Presidente da Câmara dos Deputados, Hugo Motta, e o ex-presidente Jair Bolsonaro. Foto: Montagem Portal/Divulgação
O presidente da Câmara dos Deputados, Hugo Motta (Republicanos-PB), informou nesta quinta-feira, 24 de abril, que o colégio de líderes decidiu adiar a análise do requerimento de urgência do projeto da anistia aos condenados pelo 8 de Janeiro.
Segundo Motta, líderes que representam mais de 400 parlamentares na Casa decidiram que o tema não deveria entrar na pauta da próxima semana. Somente PL e Novo defenderam que o pedido deveria ser discutido imediatamente.
De acordo com o presidente da Câmara, o adiamento não significa que não haverá diálogo sobre o tema. Para que a Casa encontre uma saída sobre o assunto "já há uma sinalização, dos líderes que pediram o adiamento, que o diálogo entre os partidos pode avançar para uma solução", indicou.
Motta afirmou que, na Casa legislativa, "ninguém está concordando com penas exageradas ou é a favor de injustiça". "Há um sentimento de convergência de que algo precisa ser feito, se houver injustiça, para que a Câmara jamais seja insensível a qualquer pauta", disse.

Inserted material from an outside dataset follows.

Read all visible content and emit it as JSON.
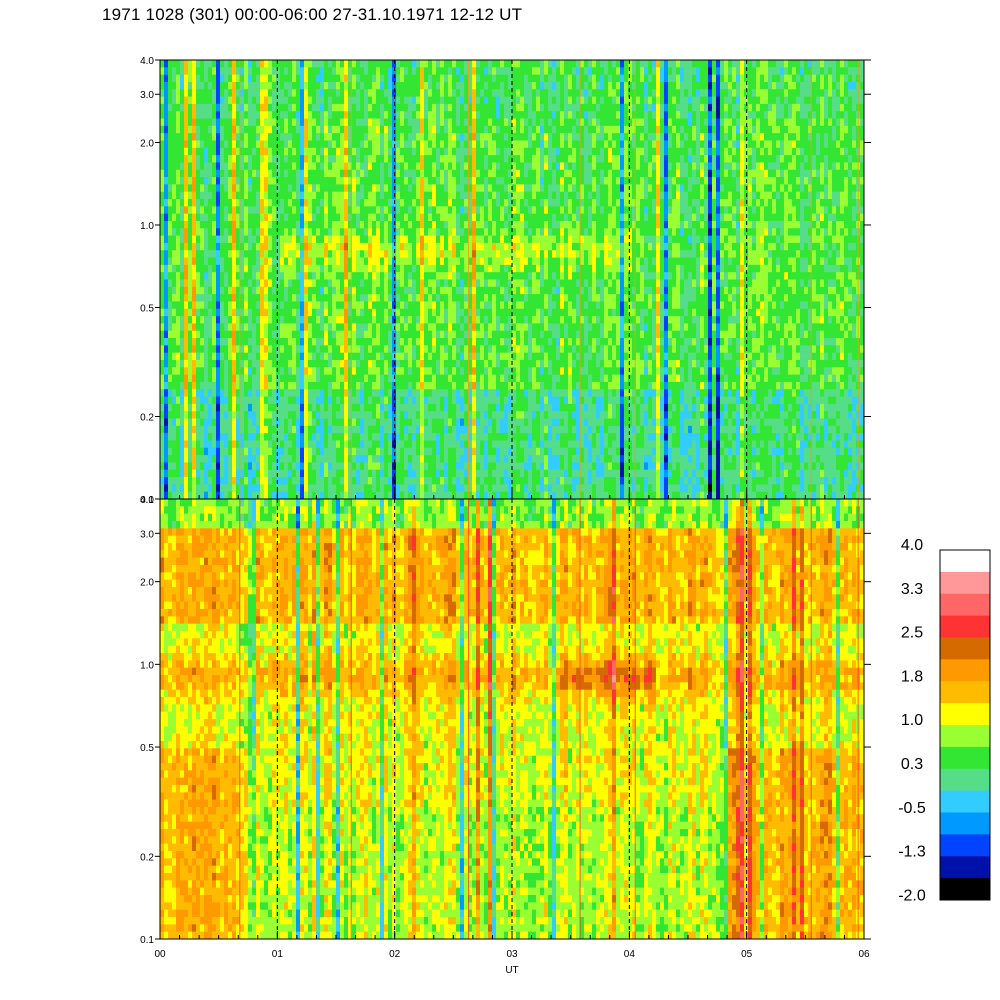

Segundo o deputado, o colégio de líderes não debateu a criação de uma eventual comissão especial da anistia.
Após o pronunciamento de Hugo Motta, o líder da oposição na Casa, deputado Zucco (PL-RS), indicou que a obstrução ensaiada por apoiadores da anistia deve ser retomada. O líder do PL na Câmara, Sóstenes Cavalcante, sinalizou que esse será o caminho.
"Nossa obstrução é dentro do regimento, não é total. A Casa vai votar pouquíssimo até que se tenha um calendário para o projeto", afirmou. Segundo Sóstenes, a ideia é fazer alterações no texto para restringir o benefício a quem participou de forma comprovada, com vídeos, da depredação do patrimônio.
Como mostrou o Estadão em 2024, o atual texto do projeto de lei da anistia, do deputado Rodrigo Valadares (União-SE), pode beneficiar o ex-presidente Jair Bolsonaro (PL). O projeto sob relatoria de Valadares quer anistiar "todos que participaram de eventos subsequentes ou eventos anteriores aos fatos acontecidos em 08 de janeiro de 2023”.
Na quarta-feira, 23 de abril, Sóstenes foi reclamar com o senador Ciro Nogueira (PP-PI), um dos principais aliados de Motta, sobre a falta de diálogo do presidente da Câmara com o PL sobre anistia. Ciro disse que logo Hugo daria um prazo a ele.
Sobre a pauta da próxima semana, Motta indicou que deverão ser votados projetos relacionados à educação, além de temas remanescentes. Na segunda-feira, 21 de abril, o presidente da Câmara já havia afirmado preferir "gastar energia" em temas como saúde, educação e segurança em vez da anistia aos presos do 8 de Janeiro.